Gene Transfer of Heme Oxygenase-1 Using an Adeno-Associated Virus Serotype 6 Vector Prolongs Cardiac Allograft Survival

1Department of Anesthesiology Critical Care Medicine, Children's Hospital Los Angeles, Los Angeles, CA 90027, USA
2Department of Cardiothoracic Surgery, Children's Hospital Los Angeles, Los Angeles, CA 90027, USA
3Department of Pathology and Human Anatomy, Loma Linda University School of Medicine, Alumni Hall Room 326, 11021 Campus Street, Loma Linda, CA 92350, USA

Received 18 May 2012; Revised 7 September 2012; Accepted 7 September 2012

Academic Editor: Simon Robson

Copyright © 2012 Jacqueline M. Evans et al. This is an open access article distributed under the Creative Commons Attribution License, which permits unrestricted use, distribution, and reproduction in any medium, provided the original work is properly cited.

Abstract

Introduction. Allograft survival can be prolonged by overexpression of cytoprotective genes such as heme oxygenase-1 (HO-1).
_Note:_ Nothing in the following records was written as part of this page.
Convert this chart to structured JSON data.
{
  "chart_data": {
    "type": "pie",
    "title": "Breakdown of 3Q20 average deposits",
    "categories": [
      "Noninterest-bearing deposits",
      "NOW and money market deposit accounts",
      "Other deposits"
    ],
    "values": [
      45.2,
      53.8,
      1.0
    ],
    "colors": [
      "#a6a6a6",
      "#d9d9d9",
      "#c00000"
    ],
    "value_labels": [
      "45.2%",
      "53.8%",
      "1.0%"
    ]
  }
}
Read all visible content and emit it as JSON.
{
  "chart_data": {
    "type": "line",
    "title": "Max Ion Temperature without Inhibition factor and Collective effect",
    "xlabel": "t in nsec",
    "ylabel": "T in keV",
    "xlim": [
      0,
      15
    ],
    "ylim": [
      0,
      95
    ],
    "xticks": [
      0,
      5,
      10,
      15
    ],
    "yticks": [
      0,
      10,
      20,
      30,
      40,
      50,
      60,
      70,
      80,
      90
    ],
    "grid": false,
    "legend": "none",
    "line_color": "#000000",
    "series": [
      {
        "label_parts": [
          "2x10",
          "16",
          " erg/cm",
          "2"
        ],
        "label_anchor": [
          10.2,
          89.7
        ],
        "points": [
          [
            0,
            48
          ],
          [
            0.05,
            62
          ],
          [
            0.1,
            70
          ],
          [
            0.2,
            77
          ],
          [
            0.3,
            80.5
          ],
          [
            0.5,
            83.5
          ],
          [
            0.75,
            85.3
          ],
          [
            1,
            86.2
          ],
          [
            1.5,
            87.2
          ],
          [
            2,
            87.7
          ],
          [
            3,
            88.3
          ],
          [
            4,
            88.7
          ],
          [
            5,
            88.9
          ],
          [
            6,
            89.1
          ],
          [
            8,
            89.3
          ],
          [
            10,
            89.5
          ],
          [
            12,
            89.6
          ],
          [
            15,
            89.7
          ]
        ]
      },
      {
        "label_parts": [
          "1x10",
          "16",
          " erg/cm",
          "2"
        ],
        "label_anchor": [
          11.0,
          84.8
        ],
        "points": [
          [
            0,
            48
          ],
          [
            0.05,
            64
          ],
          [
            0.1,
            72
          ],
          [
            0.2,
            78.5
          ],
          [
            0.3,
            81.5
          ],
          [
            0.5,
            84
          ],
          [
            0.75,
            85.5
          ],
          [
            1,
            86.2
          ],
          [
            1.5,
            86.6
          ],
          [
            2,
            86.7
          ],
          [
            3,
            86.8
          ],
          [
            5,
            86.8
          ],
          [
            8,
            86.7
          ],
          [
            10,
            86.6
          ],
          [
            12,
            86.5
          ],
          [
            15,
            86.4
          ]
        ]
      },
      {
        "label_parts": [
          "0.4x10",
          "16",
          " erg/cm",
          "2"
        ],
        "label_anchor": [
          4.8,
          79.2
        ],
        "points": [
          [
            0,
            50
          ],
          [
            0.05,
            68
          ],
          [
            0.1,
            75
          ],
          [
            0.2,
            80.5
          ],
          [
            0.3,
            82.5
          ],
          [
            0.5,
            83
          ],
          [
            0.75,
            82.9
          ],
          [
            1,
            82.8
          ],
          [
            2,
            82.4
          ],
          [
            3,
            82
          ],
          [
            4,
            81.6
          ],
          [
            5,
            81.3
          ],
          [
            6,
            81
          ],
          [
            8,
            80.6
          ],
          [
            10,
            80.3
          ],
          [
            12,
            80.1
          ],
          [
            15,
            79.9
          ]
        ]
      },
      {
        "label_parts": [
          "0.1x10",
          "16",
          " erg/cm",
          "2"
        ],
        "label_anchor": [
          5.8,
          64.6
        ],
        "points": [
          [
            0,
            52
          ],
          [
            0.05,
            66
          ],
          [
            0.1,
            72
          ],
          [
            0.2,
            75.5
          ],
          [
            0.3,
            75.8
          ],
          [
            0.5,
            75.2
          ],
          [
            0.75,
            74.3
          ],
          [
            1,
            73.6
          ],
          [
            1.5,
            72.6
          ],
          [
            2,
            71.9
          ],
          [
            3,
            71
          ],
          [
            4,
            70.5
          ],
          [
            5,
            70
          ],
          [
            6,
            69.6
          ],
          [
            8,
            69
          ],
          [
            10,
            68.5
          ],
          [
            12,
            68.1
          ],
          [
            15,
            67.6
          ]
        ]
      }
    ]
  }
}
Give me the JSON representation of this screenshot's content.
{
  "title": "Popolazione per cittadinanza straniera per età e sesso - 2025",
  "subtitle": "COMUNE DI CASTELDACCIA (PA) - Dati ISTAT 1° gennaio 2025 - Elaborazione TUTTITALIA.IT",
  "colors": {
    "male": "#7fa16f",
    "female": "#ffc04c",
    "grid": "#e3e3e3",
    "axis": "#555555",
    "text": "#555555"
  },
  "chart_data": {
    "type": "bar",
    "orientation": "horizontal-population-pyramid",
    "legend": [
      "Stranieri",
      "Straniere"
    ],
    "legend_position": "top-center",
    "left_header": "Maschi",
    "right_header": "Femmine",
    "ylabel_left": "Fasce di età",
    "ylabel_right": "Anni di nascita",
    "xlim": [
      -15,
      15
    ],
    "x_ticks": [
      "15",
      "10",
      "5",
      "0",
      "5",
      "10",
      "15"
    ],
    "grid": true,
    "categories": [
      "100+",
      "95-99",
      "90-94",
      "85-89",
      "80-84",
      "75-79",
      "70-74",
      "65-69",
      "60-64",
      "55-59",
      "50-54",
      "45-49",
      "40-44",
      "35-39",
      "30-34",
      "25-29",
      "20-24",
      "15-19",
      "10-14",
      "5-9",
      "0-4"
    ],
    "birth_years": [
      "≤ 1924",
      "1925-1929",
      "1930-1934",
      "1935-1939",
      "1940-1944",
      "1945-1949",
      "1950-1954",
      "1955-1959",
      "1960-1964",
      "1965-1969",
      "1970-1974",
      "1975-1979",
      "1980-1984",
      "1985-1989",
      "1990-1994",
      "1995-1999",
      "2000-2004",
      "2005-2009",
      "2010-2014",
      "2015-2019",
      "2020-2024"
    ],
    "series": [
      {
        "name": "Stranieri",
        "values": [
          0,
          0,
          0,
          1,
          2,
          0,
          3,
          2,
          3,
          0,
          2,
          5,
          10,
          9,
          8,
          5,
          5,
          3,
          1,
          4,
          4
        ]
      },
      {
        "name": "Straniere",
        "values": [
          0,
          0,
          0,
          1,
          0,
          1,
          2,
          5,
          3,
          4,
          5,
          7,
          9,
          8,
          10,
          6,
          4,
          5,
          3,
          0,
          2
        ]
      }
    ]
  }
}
Modifications in vector design and delivery have provided new opportunities to safely and effectively administer HO-1 into the heart prior to transplantation to improve long-term graft outcome. Methods. HO-1 was delivered to the donor heart using an adeno-associated virus vector (AAV) with a pseudotype 6 capsid and vascular endothelial growth factor (VEGF) to enhance myocardial tropism and microvascular permeability. Survival of mouse cardiac allografts, fully or partially mismatched at the MHC, was determined with and without cyclosporine A. Intragraft cytokine gene expression was examined by PCR. Results. The use of AAV6 to deliver HO-1 to the donor heart, combined with immunosuppression, prolonged allograft survival by 55.3% when donor and recipient were completely mismatched at the MHC and by 94.6% if partially mismatched. The combination of gene therapy and immunosuppression was more beneficial than treatment with either AAV6-HO-1 or CsA alone. IL-17a, b, e and f were induced in the heart at rejection. Conclusions. Pretreatment of cardiac allografts with AAV6-HO-1 plus cyclosporine A prolonged graft survival. HO-1 gene therapy represents a beneficial adjunct to immunosuppressive therapy in cardiac transplantation.